Профессор, не переставая, расхваливал преимущества такой обстановки. Еще он сказал, что любая пациентка, если пожелает, может послушать музыку, нажав на кнопку. Как и следовало ожидать, музыка также была тщательно продумана: она представляла собой какофонию, сплетенную из сладострастных напевчиков и мотивов, вызывающих тревогу, страх и даже ужас.
Мы вышли из палаты и отправились дальше — Лиза, провожала нас долгим пристальным взглядом.
— Как видишь, наши подопечные ни в чем не нуждаются, — самодовольно сказал Трувер.
— Ни в чем или почти ни в чем, — проговорил я.

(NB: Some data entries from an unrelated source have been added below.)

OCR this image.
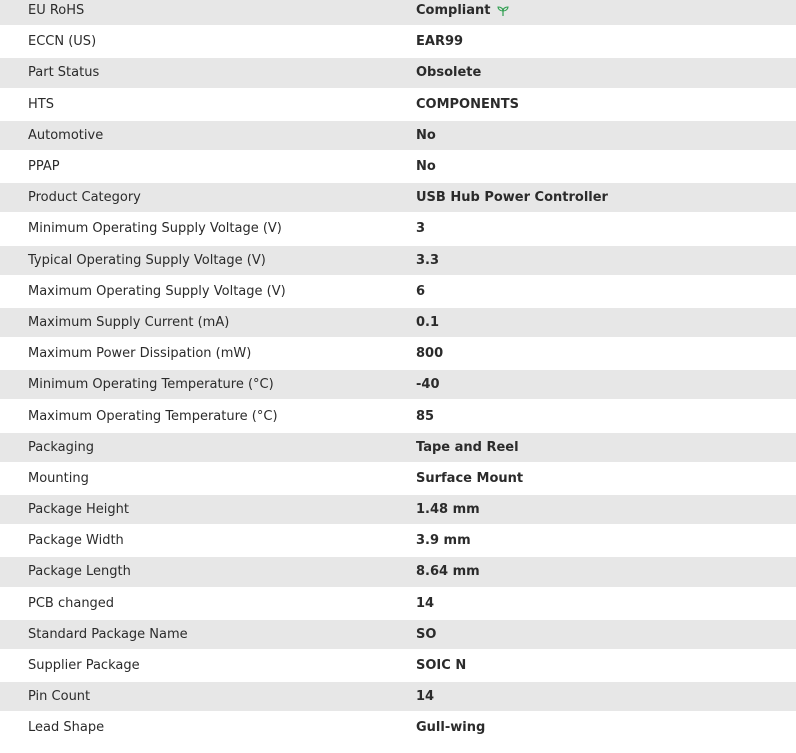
EU RoHS	Compliant
ECCN (US)	EAR99
Part Status	Obsolete
HTS	COMPONENTS
Automotive	No
PPAP	No
Product Category	USB Hub Power Controller
Minimum Operating Supply Voltage (V)	3
Typical Operating Supply Voltage (V)	3.3
Maximum Operating Supply Voltage (V)	6
Maximum Supply Current (mA)	0.1
Maximum Power Dissipation (mW)	800
Minimum Operating Temperature (°C)	-40
Maximum Operating Temperature (°C)	85
Packaging	Tape and Reel
Mounting	Surface Mount
Package Height	1.48 mm
Package Width	3.9 mm
Package Length	8.64 mm
PCB changed	14
Standard Package Name	SO
Supplier Package	SOIC N
Pin Count	14
Lead Shape	Gull-wing
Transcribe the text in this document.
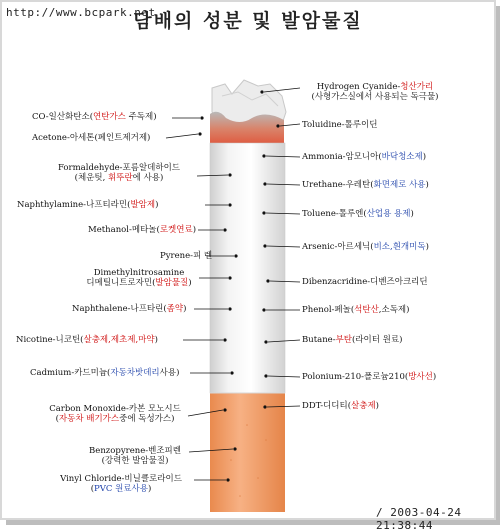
http://www.bcpark.net
담배의 성분 및 발암물질
CO-일산화탄소(연탄가스 주독제)
Acetone-아세톤(페인트제거제)
Formaldehyde-포름알데하이드
(체운팃, 휘뚜란에 사용)
Naphthylamine-나프티라민(발암제)
Methanol-메타놀(로켓연료)
Pyrene-피 렌
Dimethylnitrosamine
디메틸니트로자민(발암물질)
Naphthalene-나프타린(좀약)
Nicotine-니코틴(살충제,제초제,마약)
Cadmium-카드미늄(자동차밧데리사용)
Carbon Monoxide-카본 모노시드
(자동차 배기가스중에 독성가스)
Benzopyrene-벤조피렌
(강력한 발암물질)
Vinyl Chloride-비닐클로라이드
(PVC 원료사용)
Hydrogen Cyanide-청산가리
(사형가스실에서 사용되는 독극물)
Toluidine-톨루이딘
Ammonia-암모니아(바닥청소제)
Urethane-우레탄(화면제로 사용)
Toluene-톨루엔(산업용 용제)
Arsenic-아르세닉(비소,흰개미독)
Dibenzacridine-디벤즈아크리딘
Phenol-페놀(석탄산,소독제)
Butane-부탄(라이터 원료)
Polonium-210-폴로늄210(방사선)
DDT-디디티(살충제)
/ 2003-04-24 21:38:44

Тут он спохватился и, опередив меня, поправился:
— Я хочу сказать — из того, что не нарушает принятого здесь распорядка и не мешает нашей работе.
Продолжая осмотр, мы поднимались с этажа на этаж, однако наше восхождение почему-то больше напоминало мне сошествие в Ад, описанное Данте.
Ничего нового я не увидел — изощренные методы, с помощью коих детей принуждали вырабатывать так называемый пучок энергетических зарядов, везде были одни и те же. Трувер позволил мне переброситься лишь несколькими словами с пациентками, — этого было недостаточно, чтобы понять, как они относятся к такому бесчеловечному обхождению. Среди них были и инвалиды: я видел одну слепую девочку, двух или трех глухонемых и еще одну, страдавшую слуховыми галлюцинациями. Однако их было совсем немного. Большинство же выглядели вполне нормальными и здоровыми детьми.